Candidate Q&A: Sean Heitmann

EDITOR’S NOTE: This is part three of a five-part question-and-answer series on the Marshalltown School Board candidates.

Part three is dedicated to candidate Sean Heitmann, 40, attorney at Moore, McKibben, Goodman & Lorenz in Marshalltown.

Originally from Victor, Heitmann received a bachelor of arts degree in business management from Waldorf College in Forest City. He proceeded to earn a juris doctorate from the University of Iowa College of Law.

Heitmann and his wife, Megan, have one daughter, Millie, who is a sixth-grade student at Lenihan; and one son, Eliot, who is a second-grade student at Hoglan Elementary.

The other candidates running for four seats on the school board are incumbent Nicholas “Niko” Aguirre, Sara Faltys, Jan McGinnis and Bob Untiedt.

The election will be held Nov. 5.

Q: The Marshalltown Community School District currently has more than 550 students that have chosen to open-enroll out of the district and attend area schools. What do you think are the main reasons for students leaving the district? What do you propose to change that trend?

Heitmann: The overall trend of open enrollment is positive. Since the 2015 school year open enrollment has decreased from 522 students to 478 students. To help continue the trend, the district developed a communications plan. The goal is to improve communication with parents and our diverse community to improve the overall perception of the district. Most open enrollment decisions are about wrong perceptions that smaller districts have smaller classes or kids will have better opportunities to participate in extracurricular activities. Our district offers 4-year-old preschool, transitional kindergarten, a one-to-one Chromebook ratio for students. We have STEM specialists in our elementary schools, computer science is taught in elementary. We have a new modular technology lab at the middle school. High school students can complete AP courses and dual enrollment college credit courses.

Q: Besides open-enrollment, what do you consider to be the top three goals you would like to see the school district accomplish?

Heitmann: I would like to see growth of summer programming which is vital in helping kids exceed proficiency in reading, math and more. I would like to see growth of preschool and transitional kindergarten and the implementation of a long-range facilities plan which is essential to prioritize improvements.

Q: How will you exercise fiduciary responsibility and oversight?

Heitmann: School districts are funded by taxpayers. The school board must be responsible with those funds. It is necessary to question proposed expenses to ensure funds are used as intended. It is essential that board members develop an understanding of their role to provide oversight.

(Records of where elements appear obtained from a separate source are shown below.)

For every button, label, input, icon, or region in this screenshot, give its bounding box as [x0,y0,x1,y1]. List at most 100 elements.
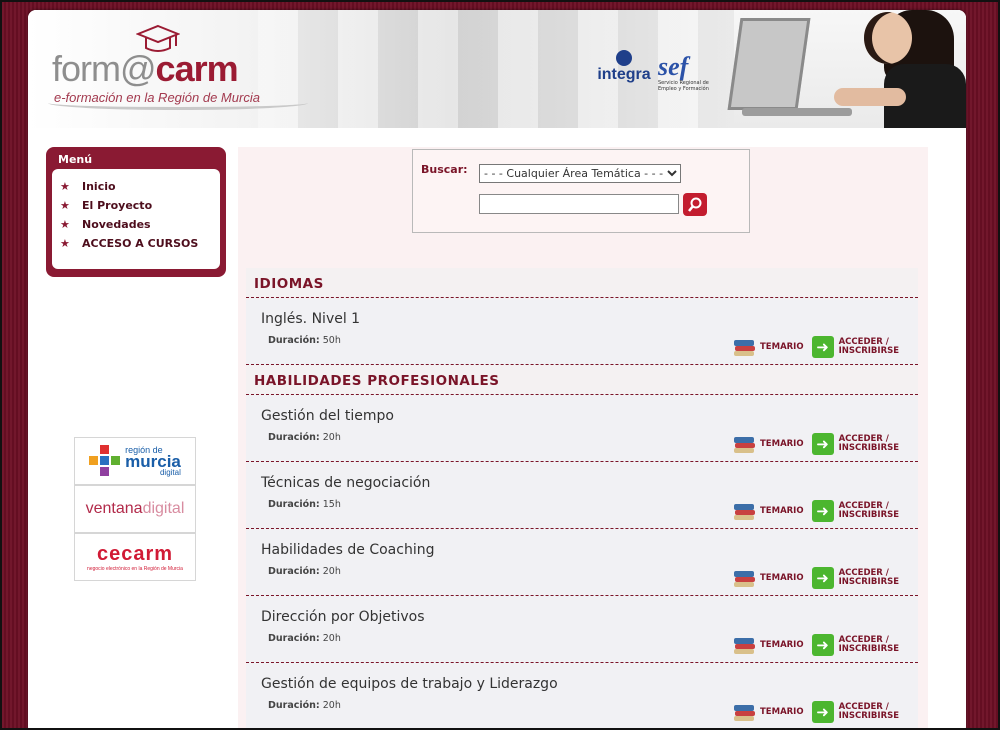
graduation-cap-icon: ★ [60,179,70,193]
woman-face [864,12,912,64]
duration-value: 20h [322,432,341,443]
acceder-inscribirse-button[interactable]: ➜ ACCEDER / INSCRIBIRSE [811,433,899,455]
acceder-label: ACCEDER / INSCRIBIRSE [839,636,899,654]
integra-mark-icon [616,50,632,66]
cecarm-subtitle: negocio electrónico en la Región de Murc… [87,565,183,572]
partner-ventana-digital[interactable]: ventanadigital [74,485,196,533]
menu-item-label: El Proyecto [82,199,153,212]
menu-item-inicio[interactable]: ★ Inicio [60,177,220,196]
laptop-base [742,108,852,116]
acceder-label: ACCEDER / INSCRIBIRSE [839,338,899,356]
search-label: Buscar: [421,163,468,176]
partner-cecarm[interactable]: cecarm negocio electrónico en la Región … [74,533,196,581]
acceder-label: ACCEDER / INSCRIBIRSE [839,569,899,587]
cecarm-text: cecarm [96,542,174,565]
laptop-screen [727,18,811,110]
arrow-right-icon: ➜ [811,336,834,358]
category-title: HABILIDADES PROFESIONALES [246,365,918,395]
duration-label: Duración: [268,566,320,577]
arrow-right-icon: ➜ [811,701,834,723]
ventana-digital-logo: ventanadigital [86,500,185,518]
integra-label: integra [597,66,651,83]
course-name: Gestión del tiempo [261,408,394,424]
course-duration: Duración: 15h [268,499,341,510]
acceder-inscribirse-button[interactable]: ➜ ACCEDER / INSCRIBIRSE [811,701,899,723]
course-actions: TEMARIO ➜ ACCEDER / INSCRIBIRSE [734,567,899,589]
books-icon [734,337,756,357]
course-duration: Duración: 20h [268,633,341,644]
books-icon [734,702,756,722]
menu-item-el-proyecto[interactable]: ★ El Proyecto [60,196,220,215]
ventana-text: ventana [85,500,143,517]
duration-value: 15h [322,499,341,510]
course-row: Gestión de equipos de trabajo y Liderazg… [246,663,918,730]
search-input[interactable] [479,194,679,214]
menu-item-novedades[interactable]: ★ Novedades [60,215,220,234]
menu-list: ★ Inicio ★ El Proyecto ★ Novedades ★ ACC… [52,169,220,269]
partner-region-murcia-digital[interactable]: región de murcia digital [74,437,196,485]
menu-item-acceso-cursos[interactable]: ★ ACCESO A CURSOS [60,234,220,253]
logo-text-carm: carm [155,48,239,89]
course-row: Técnicas de negociación Duración: 15h TE… [246,462,918,529]
temario-button[interactable]: TEMARIO [734,337,804,357]
acceder-inscribirse-button[interactable]: ➜ ACCEDER / INSCRIBIRSE [811,336,899,358]
sef-subtitle: Servicio Regional de Empleo y Formación [658,80,709,92]
books-icon [734,635,756,655]
acceder-inscribirse-button[interactable]: ➜ ACCEDER / INSCRIBIRSE [811,634,899,656]
course-name: Técnicas de negociación [261,475,431,491]
site-logo[interactable]: form@carm [52,48,239,90]
menu-item-label: Inicio [82,180,116,193]
acceder-inscribirse-button[interactable]: ➜ ACCEDER / INSCRIBIRSE [811,567,899,589]
header-photo-woman-laptop [727,10,966,128]
graduation-cap-icon: ★ [60,217,70,231]
course-name: Gestión de equipos de trabajo y Liderazg… [261,676,558,692]
duration-value: 20h [322,633,341,644]
temario-button[interactable]: TEMARIO [734,635,804,655]
temario-label: TEMARIO [760,439,804,449]
arrow-right-icon: ➜ [811,500,834,522]
acceder-label-line2: INSCRIBIRSE [838,443,900,453]
course-row: Gestión del tiempo Duración: 20h TEMARIO… [246,395,918,462]
temario-label: TEMARIO [760,640,804,650]
arrow-right-icon: ➜ [811,634,834,656]
temario-button[interactable]: TEMARIO [734,434,804,454]
duration-label: Duración: [268,432,320,443]
course-duration: Duración: 20h [268,432,341,443]
acceder-label-line2: INSCRIBIRSE [838,644,900,654]
acceder-label: ACCEDER / INSCRIBIRSE [839,502,899,520]
search-button[interactable] [683,193,707,216]
course-duration: Duración: 20h [268,566,341,577]
duration-label: Duración: [268,335,320,346]
temario-label: TEMARIO [760,342,804,352]
duration-value: 50h [322,335,341,346]
side-menu: Menú ★ Inicio ★ El Proyecto ★ Novedades … [46,147,226,277]
integra-logo[interactable]: integra [594,50,654,100]
menu-title: Menú [58,153,93,166]
arrow-right-icon: ➜ [811,567,834,589]
course-duration: Duración: 20h [268,700,341,711]
logo-text-form: form@ [52,48,157,89]
menu-item-label: ACCESO A CURSOS [82,237,199,250]
duration-label: Duración: [268,700,320,711]
woman-arm [834,88,906,106]
duration-value: 20h [322,566,341,577]
area-tematica-select[interactable]: - - - Cualquier Área Temática - - - [479,164,681,183]
temario-label: TEMARIO [760,506,804,516]
acceder-label: ACCEDER / INSCRIBIRSE [839,435,899,453]
sef-logo[interactable]: sef Servicio Regional de Empleo y Formac… [658,54,724,102]
murcia-digital-logo: región de murcia digital [89,445,181,478]
course-name: Inglés. Nivel 1 [261,311,361,327]
duration-value: 20h [322,700,341,711]
main-content: Buscar: - - - Cualquier Área Temática - … [238,147,928,730]
acceder-label-line2: INSCRIBIRSE [838,577,900,587]
temario-label: TEMARIO [760,573,804,583]
temario-button[interactable]: TEMARIO [734,568,804,588]
temario-button[interactable]: TEMARIO [734,702,804,722]
books-icon [734,501,756,521]
murcia-digital-line2: murcia [125,451,181,471]
course-actions: TEMARIO ➜ ACCEDER / INSCRIBIRSE [734,500,899,522]
temario-button[interactable]: TEMARIO [734,501,804,521]
graduation-cap-icon: ★ [60,236,70,250]
course-actions: TEMARIO ➜ ACCEDER / INSCRIBIRSE [734,701,899,723]
acceder-inscribirse-button[interactable]: ➜ ACCEDER / INSCRIBIRSE [811,500,899,522]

Q: Since the school budget is millions of dollars, what is your background in financial concerns or how will you gain understanding of this major component?

Heitmann: I was elected to the school board in 2015. For three years I served on the board Finance Committee. It gave me an education in school finance. The Iowa Association of School Boards is a great resource for board members. I have attended numerous seminars and training sessions dedicated to many areas of school board governance, including school finance.

Q: Have you visited any school facilities? Explain.

Heitmann: I had the opportunity to visit nearly every school building as a part of various curricular visits which gave me the chance to see staff members in action. I spent time in our schools as a volunteer, interacting with middle school students, talking about personal finance through Junior Achievement and reading to students for Anson Elementary’s annual Dr. Seuss day. As a parent, I attended picnics, family reading nights, STEAM nights, dodgeball tournaments, concerts and performances.

Q: What course of action should the school district take to install air conditioning in to the high school? How soon should that process begin?

Heitmann: The lack of air conditioning at the high school is an issue. Classrooms that are too hot negatively impact the learning environment. Completion of a long-range facilities plan is necessary to prioritize projects. Preliminary cost estimates for air conditioning the high school are approximately $14 million. Given the cost and the impact a project of that size would have on property taxes, the community should determine how much of a priority this project is.